(Bloomberg) -- Lloyds Banking Group Plc is selling a significant risk transfer linked to around £1 billion ($1.3 billion) of UK mortgages, which have been subject to modifications such as term extensions, according to a person familiar with the matter.
Lloyds is seeking credit protection on a portfolio of home loans, which are mostly performing but are subject to high regulatory capital charges because they were previously delinquent, said the person, who asked not to be named because the deal is private. The transaction, which may be priced in coming days, also includes a portion of mortgages currently in arrears, the person said.
Terms of the transaction, including size, are subject to discussion with investors. A representative for Lloyds declined to comment.
SRTs enable banks to hold onto loan assets and offload the risk by paying investment firms to share any potential future losses. Usually, a bank would obtain default protection for as much as 15% of portfolios, and in return investors can receive yields that frequently top 10%.
Banco Santander SA is also selling an SRT linked to a portfolio of UK home loans, as part of at least a dozen of such deals the Spanish bank has in various stages of the sale process, Bloomberg reported Nov. 21.

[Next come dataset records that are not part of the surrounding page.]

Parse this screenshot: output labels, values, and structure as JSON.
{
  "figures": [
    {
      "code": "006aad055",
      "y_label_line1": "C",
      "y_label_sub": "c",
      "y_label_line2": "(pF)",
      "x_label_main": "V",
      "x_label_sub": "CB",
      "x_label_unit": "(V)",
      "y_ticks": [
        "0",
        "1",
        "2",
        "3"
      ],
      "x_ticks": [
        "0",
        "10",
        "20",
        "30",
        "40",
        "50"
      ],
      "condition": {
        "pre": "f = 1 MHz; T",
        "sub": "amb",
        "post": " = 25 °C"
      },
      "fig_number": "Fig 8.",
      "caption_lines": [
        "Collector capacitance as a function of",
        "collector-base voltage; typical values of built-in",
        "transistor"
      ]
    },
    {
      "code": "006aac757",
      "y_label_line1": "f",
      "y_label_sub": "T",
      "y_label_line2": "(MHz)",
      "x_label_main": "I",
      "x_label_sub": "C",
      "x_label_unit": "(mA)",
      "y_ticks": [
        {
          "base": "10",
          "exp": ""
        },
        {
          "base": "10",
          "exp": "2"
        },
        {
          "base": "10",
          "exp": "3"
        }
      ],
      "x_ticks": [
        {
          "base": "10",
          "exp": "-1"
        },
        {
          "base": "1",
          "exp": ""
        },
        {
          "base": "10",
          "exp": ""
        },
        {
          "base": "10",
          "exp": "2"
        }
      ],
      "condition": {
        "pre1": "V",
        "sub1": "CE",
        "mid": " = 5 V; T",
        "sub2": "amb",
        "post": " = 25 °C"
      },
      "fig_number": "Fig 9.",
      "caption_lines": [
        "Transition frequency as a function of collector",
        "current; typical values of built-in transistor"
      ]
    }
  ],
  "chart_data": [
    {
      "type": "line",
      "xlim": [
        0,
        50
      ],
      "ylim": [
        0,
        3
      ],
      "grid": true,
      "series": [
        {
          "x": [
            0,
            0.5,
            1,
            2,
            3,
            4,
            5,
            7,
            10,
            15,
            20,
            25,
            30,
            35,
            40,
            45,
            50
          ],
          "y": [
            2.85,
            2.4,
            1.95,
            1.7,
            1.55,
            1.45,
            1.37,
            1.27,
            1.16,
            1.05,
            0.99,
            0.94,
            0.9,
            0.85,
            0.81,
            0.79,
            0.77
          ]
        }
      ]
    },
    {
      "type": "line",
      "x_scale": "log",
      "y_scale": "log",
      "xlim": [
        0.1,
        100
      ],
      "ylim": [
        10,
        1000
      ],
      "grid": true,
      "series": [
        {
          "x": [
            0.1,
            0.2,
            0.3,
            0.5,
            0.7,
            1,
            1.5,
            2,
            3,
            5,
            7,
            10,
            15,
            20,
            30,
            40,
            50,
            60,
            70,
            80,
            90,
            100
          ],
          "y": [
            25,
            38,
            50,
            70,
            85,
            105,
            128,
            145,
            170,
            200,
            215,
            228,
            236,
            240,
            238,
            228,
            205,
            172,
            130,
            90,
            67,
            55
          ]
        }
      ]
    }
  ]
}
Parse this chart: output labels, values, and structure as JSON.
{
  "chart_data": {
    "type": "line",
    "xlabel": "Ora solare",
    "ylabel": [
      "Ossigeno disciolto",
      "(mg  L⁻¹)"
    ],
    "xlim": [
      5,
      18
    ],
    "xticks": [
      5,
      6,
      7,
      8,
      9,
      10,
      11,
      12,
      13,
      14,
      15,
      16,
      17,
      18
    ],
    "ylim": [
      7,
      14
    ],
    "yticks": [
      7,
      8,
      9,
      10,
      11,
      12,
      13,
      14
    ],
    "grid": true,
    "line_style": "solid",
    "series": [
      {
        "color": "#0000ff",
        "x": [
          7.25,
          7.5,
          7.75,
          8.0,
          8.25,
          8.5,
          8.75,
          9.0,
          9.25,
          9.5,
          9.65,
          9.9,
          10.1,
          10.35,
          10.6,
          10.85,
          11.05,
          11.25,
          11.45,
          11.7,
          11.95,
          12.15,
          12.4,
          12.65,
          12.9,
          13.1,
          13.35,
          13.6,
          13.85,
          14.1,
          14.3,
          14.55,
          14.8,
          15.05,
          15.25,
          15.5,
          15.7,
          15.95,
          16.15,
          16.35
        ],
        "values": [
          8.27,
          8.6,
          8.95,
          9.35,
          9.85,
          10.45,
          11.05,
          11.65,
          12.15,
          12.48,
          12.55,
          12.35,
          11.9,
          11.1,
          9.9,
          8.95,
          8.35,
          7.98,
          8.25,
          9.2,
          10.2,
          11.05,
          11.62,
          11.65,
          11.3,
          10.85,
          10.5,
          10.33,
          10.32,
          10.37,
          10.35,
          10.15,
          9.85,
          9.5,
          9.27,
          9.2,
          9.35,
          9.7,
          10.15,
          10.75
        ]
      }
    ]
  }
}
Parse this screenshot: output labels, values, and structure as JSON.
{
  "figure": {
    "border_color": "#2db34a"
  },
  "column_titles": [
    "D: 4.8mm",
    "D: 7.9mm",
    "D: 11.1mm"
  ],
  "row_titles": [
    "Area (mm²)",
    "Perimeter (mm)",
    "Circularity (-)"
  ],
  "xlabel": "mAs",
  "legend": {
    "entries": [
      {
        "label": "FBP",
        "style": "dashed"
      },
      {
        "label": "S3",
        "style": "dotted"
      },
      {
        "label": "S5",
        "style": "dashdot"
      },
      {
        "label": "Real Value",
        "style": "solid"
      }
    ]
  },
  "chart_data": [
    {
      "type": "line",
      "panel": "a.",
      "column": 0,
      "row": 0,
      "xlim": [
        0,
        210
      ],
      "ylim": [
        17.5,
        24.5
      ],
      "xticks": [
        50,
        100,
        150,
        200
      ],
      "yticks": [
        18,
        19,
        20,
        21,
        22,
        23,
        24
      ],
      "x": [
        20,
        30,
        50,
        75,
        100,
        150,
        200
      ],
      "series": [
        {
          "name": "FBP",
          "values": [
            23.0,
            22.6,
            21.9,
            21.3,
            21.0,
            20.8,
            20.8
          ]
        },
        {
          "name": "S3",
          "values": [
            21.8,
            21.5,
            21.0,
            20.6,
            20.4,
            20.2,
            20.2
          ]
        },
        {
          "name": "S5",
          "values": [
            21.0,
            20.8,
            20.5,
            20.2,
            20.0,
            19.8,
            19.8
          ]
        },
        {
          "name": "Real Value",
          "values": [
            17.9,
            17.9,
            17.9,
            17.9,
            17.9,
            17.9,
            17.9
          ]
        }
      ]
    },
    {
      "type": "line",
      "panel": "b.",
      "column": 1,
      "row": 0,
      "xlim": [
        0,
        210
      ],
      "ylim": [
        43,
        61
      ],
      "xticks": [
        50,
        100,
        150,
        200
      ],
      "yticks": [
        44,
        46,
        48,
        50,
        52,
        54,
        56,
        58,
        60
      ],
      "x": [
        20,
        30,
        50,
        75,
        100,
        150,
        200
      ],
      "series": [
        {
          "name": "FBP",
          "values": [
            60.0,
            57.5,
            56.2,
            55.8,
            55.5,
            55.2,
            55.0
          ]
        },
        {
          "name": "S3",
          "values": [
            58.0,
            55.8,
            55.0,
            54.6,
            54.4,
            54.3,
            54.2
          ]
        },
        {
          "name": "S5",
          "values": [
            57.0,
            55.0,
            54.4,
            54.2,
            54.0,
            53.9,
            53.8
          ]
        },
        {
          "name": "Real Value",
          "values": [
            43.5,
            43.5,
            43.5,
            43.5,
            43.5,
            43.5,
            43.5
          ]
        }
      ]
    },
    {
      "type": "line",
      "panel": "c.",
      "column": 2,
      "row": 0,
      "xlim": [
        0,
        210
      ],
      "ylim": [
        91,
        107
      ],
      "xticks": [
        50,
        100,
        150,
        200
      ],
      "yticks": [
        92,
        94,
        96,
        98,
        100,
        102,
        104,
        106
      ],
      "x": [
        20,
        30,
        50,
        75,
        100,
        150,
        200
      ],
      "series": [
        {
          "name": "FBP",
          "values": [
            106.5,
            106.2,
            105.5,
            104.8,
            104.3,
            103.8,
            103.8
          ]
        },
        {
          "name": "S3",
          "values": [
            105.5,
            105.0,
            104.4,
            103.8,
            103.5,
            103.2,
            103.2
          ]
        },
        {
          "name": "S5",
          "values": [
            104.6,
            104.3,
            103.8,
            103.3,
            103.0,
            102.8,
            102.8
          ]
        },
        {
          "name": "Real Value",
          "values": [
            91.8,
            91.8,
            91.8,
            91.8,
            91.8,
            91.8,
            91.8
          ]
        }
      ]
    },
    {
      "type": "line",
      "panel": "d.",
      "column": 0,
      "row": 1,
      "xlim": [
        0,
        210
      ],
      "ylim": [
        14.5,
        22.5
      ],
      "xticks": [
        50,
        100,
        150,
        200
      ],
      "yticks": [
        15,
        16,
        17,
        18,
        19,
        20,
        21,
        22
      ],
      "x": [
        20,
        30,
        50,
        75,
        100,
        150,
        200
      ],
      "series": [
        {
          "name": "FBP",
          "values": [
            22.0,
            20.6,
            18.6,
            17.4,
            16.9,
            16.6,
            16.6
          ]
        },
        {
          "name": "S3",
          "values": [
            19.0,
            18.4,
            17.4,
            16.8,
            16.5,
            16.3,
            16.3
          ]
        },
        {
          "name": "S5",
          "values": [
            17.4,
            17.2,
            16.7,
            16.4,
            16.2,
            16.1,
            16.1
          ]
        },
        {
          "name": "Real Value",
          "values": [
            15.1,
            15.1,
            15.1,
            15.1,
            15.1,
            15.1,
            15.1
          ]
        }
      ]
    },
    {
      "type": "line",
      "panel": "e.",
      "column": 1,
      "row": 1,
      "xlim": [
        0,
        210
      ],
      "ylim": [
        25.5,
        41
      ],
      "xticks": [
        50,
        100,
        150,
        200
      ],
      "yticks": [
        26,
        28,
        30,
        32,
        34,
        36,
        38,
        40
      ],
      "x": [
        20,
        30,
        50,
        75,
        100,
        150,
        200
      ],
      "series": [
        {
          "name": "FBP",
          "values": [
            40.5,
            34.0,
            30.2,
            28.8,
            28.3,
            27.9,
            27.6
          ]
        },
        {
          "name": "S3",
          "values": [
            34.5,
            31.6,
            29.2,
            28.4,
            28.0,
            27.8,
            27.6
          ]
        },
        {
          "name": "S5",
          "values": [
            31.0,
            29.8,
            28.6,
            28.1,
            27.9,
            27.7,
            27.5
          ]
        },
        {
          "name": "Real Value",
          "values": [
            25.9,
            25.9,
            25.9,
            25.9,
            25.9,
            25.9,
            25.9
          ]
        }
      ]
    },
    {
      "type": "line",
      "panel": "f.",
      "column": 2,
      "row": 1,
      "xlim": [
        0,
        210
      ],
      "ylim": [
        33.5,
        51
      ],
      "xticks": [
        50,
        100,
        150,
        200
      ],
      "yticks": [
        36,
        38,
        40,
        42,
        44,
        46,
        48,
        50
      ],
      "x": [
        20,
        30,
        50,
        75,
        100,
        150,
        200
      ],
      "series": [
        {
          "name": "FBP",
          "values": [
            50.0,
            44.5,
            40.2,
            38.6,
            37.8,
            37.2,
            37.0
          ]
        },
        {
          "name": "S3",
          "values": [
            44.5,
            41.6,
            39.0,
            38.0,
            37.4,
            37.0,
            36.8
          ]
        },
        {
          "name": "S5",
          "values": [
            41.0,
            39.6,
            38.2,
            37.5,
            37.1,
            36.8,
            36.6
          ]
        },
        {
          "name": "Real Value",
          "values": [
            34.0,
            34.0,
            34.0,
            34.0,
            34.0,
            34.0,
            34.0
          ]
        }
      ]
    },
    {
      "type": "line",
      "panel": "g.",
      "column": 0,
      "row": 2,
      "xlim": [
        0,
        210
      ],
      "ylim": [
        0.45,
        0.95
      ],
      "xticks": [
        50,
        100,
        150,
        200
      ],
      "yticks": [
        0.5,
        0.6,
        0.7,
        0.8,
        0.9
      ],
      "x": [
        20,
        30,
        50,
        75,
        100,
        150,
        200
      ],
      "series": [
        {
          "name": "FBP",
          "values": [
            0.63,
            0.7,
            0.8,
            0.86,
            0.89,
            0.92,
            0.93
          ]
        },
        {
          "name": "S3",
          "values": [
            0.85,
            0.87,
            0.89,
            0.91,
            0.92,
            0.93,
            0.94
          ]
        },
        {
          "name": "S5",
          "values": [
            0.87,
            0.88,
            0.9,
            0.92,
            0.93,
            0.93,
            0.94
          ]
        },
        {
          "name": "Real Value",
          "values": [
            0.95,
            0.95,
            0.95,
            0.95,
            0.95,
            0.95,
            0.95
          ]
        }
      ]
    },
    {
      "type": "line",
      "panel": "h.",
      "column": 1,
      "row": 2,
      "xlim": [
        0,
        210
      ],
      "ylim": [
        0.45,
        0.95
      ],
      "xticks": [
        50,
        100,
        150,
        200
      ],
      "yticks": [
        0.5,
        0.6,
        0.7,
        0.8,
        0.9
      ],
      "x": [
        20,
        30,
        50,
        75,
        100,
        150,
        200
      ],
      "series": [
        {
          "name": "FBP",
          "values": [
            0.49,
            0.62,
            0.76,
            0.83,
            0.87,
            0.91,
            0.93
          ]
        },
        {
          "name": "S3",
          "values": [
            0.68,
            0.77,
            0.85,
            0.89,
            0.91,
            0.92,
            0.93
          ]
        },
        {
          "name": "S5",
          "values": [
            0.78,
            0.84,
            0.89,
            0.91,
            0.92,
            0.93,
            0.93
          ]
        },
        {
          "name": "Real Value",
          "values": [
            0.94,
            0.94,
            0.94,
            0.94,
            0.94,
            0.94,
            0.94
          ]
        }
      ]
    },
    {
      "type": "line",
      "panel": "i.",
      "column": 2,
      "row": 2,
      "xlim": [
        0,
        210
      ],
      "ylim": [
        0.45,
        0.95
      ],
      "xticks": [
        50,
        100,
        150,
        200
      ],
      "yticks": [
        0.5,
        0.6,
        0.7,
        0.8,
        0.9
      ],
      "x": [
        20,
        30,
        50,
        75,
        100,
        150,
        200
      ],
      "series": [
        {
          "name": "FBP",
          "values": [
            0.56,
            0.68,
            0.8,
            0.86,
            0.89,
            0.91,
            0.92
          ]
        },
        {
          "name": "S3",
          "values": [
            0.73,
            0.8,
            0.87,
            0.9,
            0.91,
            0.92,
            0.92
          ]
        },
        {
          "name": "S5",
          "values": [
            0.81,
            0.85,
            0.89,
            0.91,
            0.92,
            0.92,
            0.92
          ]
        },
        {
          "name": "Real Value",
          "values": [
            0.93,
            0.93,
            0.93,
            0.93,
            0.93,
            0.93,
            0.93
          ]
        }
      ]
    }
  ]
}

SRTs are often configured as credit-linked notes that enable banks to free up capital they’d otherwise have to use to insure their own loans. Lloyds’ core equity tier 1 ratio, a solvency metric closely watched by investors and regulators, was at 14.3% at the end of the third quarter compared with 14.6% a year earlier, according to an Oct. 23. presentation.
Loans tied to SRTs have reached about $1 trillion, with such deals running at a record pace for the fourth straight year, according to data compiled by Chorus Capital Management.
--With assistance from Helene Durand.